Los ancianos de la tribu

Podemos llamarlos los Viejos de la Tribu. Levi-Strauss los denominaba “los sabios”. Se ha dicho demasiado de ellos, pero siempre resulta insuficiente: cada vez que alguien se decide a hablar de los viejos, a secas, aparecen muchas historias para contar. Si se trata de los y las suegras y suegros, de los jefes/as, siempre hay algo para mencionarlos, y pocas veces es benevolente.

Hace pocos días, hablando de viejos, un hombre batió los records: abandonó en una confitería restaurante a sus padres de 90 y 86 años. Los abandonó, como se abandona a los chicos en una estación de subte o a un recién nacido en el umbral de una iglesia. No los mató como hacen otros, se deshizo de ellos mediante la figura del abandono (que jurídicamente no es “abandono” porque existían otros que podían ayudarlos).

Los dejó sentados, comiendo y se fue. Cada uno de ellos tenía un bolsito con ropa porque les había dicho que preparaba una mudanza. Y ellos lo esperaron, dos horas, tres, cuatro, hasta que los dueños del local se preocuparon.

Con la ayuda de vecinos que los dos lograron mencionar localizaron a un hermano distante y ajeno que en algún momento apareció. Durante años desconectado de ese grupo familiar. La historia se pierde en la noche de los tiempos, donde la tevé apaga sus luces.

Hay que considerar que hacerse cargo de dos viejos                –que solamente disponen de escasa jubilación– es algo complejo, amargante, que traba la vida de quien tiene que cargar con los padres.

Los viejos no llegaron como idiotas a su estatuto de vejez: se fueron dando cuenta, lo dice Simone de Beauvoir haciéndolos hablar cuando la cosa empieza a resultar clara: “¿Volvería a asaltarme la angustia de envejecer? No mirar demasiado lejos. A lo lejos estaban los horrores de la muerte y de los adioses; los postizos, las ciáticas, las invalideces, la esterilidad mental, la soledad en un mundo extraño que ya no comprendemos y que continuará su curso sin nosotros. ¿Lograré no alzar mi vista hacia esos horizontes? ¿O aprenderé a percibirlos sin espanto?”.

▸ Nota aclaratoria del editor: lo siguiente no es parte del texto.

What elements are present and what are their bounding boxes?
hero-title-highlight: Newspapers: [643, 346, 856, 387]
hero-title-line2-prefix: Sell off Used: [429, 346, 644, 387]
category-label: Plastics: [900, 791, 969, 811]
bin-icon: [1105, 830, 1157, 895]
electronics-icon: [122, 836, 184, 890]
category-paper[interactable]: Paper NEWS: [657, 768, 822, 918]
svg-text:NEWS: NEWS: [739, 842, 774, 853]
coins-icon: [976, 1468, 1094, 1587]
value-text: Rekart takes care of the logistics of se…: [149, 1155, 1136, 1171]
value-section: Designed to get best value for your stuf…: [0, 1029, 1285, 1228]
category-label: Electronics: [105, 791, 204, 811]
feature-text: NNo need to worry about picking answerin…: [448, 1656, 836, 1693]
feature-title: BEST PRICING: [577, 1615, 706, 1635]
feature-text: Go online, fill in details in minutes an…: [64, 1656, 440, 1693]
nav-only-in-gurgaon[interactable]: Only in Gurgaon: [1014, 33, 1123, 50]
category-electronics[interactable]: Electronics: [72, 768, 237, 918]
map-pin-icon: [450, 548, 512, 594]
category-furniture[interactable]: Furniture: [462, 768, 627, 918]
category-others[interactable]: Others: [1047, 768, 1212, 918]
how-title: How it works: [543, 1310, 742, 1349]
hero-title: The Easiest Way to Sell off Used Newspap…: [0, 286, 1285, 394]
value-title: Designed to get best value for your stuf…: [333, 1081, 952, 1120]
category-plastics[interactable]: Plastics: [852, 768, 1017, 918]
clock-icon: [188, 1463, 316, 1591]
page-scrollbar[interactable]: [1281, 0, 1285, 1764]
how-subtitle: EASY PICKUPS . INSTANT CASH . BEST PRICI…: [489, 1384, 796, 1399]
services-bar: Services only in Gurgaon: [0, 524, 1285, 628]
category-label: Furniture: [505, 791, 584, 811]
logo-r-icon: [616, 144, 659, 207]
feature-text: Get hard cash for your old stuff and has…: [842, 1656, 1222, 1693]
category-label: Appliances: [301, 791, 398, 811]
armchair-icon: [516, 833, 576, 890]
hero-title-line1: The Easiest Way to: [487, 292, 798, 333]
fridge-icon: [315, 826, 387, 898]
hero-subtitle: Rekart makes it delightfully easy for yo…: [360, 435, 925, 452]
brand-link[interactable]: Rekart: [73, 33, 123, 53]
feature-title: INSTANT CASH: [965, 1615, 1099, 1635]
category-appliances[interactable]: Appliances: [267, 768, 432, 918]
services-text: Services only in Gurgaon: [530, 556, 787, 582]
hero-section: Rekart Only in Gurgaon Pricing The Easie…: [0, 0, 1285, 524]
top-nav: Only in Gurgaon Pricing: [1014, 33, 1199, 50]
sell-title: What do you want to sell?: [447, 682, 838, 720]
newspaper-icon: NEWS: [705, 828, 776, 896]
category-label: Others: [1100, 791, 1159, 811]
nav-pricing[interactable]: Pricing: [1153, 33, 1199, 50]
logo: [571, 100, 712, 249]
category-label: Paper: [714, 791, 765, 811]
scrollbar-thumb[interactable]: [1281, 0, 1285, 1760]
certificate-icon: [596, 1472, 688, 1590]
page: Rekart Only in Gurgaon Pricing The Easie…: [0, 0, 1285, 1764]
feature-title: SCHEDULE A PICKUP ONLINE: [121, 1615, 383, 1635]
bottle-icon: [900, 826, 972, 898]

Esto les puede suceder a los viejos cuando comienzan a envejecer y todavía no han empezado a molestar; años más tarde se suman los fastidios de quienes tienen que tolerarlos todos los días, los malos modales, a veces los gritos y especialmente la indiferencia: cuando se transforman en un mueble aislado en la casa.

La fantasía de subirlos a un tren que se ponga en marcha y dejarlos partir para no tener que ocuparse de ellos nunca más. Pero ¡caramba! ¡Son tus padres!, hay que cuidar de ellos, es responsabilidad filial... Todos lo saben, pero hubo quien batió el record y los abandonó con sus bolsitos con ropita y los dejó tal como lo fantasea la fantasía de muchos, hartos de tener que sentir amor por los viejos, aquellos que ni remotamente están dispuestos a verlos como quería Levi Strauss, como los sabios de la tribu.

Este es un signo de los tiempos porque hubo épocas en los que aun molestando y siendo fastidiosos, los viejos eran mirados como ancianos que merecían ser escuchados. La historia no camina hacia atrás, de manera que no volveremos a esas épocas, pero aún podemos pensar que en la montaña de abandonados que encontramos en nuestro camino cada día, quizá no encontremos otra pareja de padres abandonados, porque con mayores habilidades policiales es posible que se revierta la maniobra  y se localice al abandónico. Y deba pagar una multa.